Pasifik Okyanusu’nda, California ile Hawaii arasında, kıyıdan 1200 deniz mili açıkta salınan, gün geçtikçe pet şişelerle, poşetlerle, farklı plastik atıklarla, balıkçı ağlarıyla vb beslenerek büyüdükçe büyüyen çöp yığını bir kıtaya doğru evrildi.
Türkiye’nin iki katı büyüklükte... Bu en büyükleri 1.6 milyon kilometrekare! Trilyonlarca plastikten oluşan dev bir arazi...
Bir hesaba göre insanoğlu denizlere her dakika 80 ile 120 ton arasında çöp atıyor ve bunun büyük bölümü de plastik atık.
1950’lerde ticarileştikten sonra üretimi çılgınca artan (1975 ile 2012 arasında yüzde 622 gibi) plastik ürünler faydasından öte zarar verir hale geliyor bu gibi durumlarda.
Araştırmalar plastik ürünlerin denizlerin ekosistemine, besin zincirine yerleştiğine dikkat çekiyor. İlla kestiğiniz balığın içinden pet şişe kapağı çıkması gerekmiyor.
Milimetrik, hatta nanometre ile ifade edilecek düzeyde plastik atıklar neticede sizde son buluyor, bulabiliyor!
Bienal ve reklam filminin zamanlaması, dünyanın hem samimi hem de yalan dolan şekilde Yedinci Kıta ve benzeri çevre sorunlarıyla yüzleştiği günlere denk geldi...
Malum, New York’ta Birleşmiş Milletler Çevre Zirvesi var. Liderler de buluşacak, bazı ülkeler sürpriz uygulamaları devreye soktuklarını duyurup dünyaya ve vatandaşlarına karşı havasını atacak, bazı ülkeler vermedikleri sözleri tutmuş gibi yapacak, bazılarının yine umurunda olmayacak.
Yarın da bu bağlamda bir gösteri var. Greta Thunberg’i hatırlarsınız, 2018 Ağutos’unda İsveç’te tek başına “iklim için okul grevi”ni başlatan ve dünya çapında etkili bir çevre aktivistine, çağdaş bir kahramana dönüşen 16 yaşındaki kız...

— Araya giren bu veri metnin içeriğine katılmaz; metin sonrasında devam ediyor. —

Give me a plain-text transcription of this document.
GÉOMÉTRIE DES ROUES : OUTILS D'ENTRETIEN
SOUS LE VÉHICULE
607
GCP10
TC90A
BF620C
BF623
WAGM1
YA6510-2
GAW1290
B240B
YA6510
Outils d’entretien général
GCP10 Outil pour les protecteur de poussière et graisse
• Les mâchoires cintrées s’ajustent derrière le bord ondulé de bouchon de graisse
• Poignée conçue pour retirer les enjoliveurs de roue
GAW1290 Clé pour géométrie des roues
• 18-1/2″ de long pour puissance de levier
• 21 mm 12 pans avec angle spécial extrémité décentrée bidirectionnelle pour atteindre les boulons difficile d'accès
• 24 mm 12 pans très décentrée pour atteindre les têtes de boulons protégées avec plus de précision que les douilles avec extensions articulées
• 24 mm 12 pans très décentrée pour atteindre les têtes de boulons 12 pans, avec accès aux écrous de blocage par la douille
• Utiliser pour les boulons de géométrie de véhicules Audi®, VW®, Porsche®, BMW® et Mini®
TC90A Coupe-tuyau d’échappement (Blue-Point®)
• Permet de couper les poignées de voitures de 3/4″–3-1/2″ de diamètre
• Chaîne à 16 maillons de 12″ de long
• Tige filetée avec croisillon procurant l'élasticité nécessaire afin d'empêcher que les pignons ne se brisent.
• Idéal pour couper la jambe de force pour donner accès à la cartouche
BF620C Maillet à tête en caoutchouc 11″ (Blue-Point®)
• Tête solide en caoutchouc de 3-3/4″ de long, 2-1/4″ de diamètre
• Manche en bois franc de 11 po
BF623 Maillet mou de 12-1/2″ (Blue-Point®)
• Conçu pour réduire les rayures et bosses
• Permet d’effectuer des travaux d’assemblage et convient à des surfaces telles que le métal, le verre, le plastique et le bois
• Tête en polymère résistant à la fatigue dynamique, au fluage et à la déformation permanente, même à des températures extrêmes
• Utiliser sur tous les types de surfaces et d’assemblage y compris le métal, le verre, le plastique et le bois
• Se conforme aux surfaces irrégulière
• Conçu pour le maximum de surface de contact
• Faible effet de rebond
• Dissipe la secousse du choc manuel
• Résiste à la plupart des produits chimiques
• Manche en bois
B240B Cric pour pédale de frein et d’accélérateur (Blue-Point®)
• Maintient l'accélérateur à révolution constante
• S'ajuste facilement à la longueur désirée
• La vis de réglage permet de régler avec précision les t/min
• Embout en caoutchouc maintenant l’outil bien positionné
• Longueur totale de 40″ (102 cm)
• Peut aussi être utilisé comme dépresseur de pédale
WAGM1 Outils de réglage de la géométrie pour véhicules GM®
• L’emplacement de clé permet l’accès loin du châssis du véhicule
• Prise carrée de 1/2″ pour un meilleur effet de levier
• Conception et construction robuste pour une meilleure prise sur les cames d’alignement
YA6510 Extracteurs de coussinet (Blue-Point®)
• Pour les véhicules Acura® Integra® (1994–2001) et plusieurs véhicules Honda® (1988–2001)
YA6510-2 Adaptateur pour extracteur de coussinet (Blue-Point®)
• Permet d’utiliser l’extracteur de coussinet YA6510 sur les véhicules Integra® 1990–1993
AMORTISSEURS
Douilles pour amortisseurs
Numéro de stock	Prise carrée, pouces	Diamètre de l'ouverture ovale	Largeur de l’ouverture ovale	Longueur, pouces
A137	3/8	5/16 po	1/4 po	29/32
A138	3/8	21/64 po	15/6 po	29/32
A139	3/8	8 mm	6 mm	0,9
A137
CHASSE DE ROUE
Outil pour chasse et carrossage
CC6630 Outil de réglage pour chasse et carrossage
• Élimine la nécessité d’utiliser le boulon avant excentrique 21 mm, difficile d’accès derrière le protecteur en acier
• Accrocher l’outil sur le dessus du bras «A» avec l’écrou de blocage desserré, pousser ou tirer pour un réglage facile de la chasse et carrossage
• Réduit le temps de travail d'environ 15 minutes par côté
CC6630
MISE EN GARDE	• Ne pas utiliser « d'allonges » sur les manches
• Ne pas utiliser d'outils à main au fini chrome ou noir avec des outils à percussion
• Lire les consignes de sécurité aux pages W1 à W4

Greta şu anda uzun bir tekne yolculuğuyla ulaştığı ABD’de ve yarın da bugüne kadar yapılmış en büyük “Cuma grevi” var... Türkiye’den de çeşitli etkinliklerle destek verilecek eylem için 20 Eylül’de milyonların sokakta olması bekleniyor.
Gençler, Greta gibi gençler nihayet tüm dünyada sokaklarda ve taş kafalarına, kâr hırslarına, patronlarına, efendilerine, beyefendilerine, üstlerine yenik düşmüş karar vericileri kendilerine getirmeye çalışıyor.
Önceki gün ABD Senatosu davet etmişti Greta Thunberg’i.
Aslan Greta çıktı ve şunları söyledi yüzlerine yüzlerine:
“Lütfen övgüleriniz size kalsın. Biz bunu istemiyoruz. Gerçekte siz kendiniz hiçbir icraatta bulunmadan sadece bize ne kadar esin verici olduğumuzu söylemek için bizi buraya davet etmeyin, çünkü bu hiçbir şeye yaramıyor...
Ne yapmanız gerektiğiyle ilgili tavsiye istiyorsanız, bilim insanlarını davet edin, bilim insanlarından uzmanlıklarını talep edin. Biz kendimizin değil, bilim insanlarının duyulmasını istiyoruz...”
Yeni kuşak çöplerden kıta üreten bu insanlığın bir parçası olmaktansa yeni ve adil bir düzen istiyor.
Eski dünyaya ait olan günahları, suçları, değerleri reddediyor, o değerlerin sorumlusu olduğunu düşündüğü zihniyeti de sorguluyor.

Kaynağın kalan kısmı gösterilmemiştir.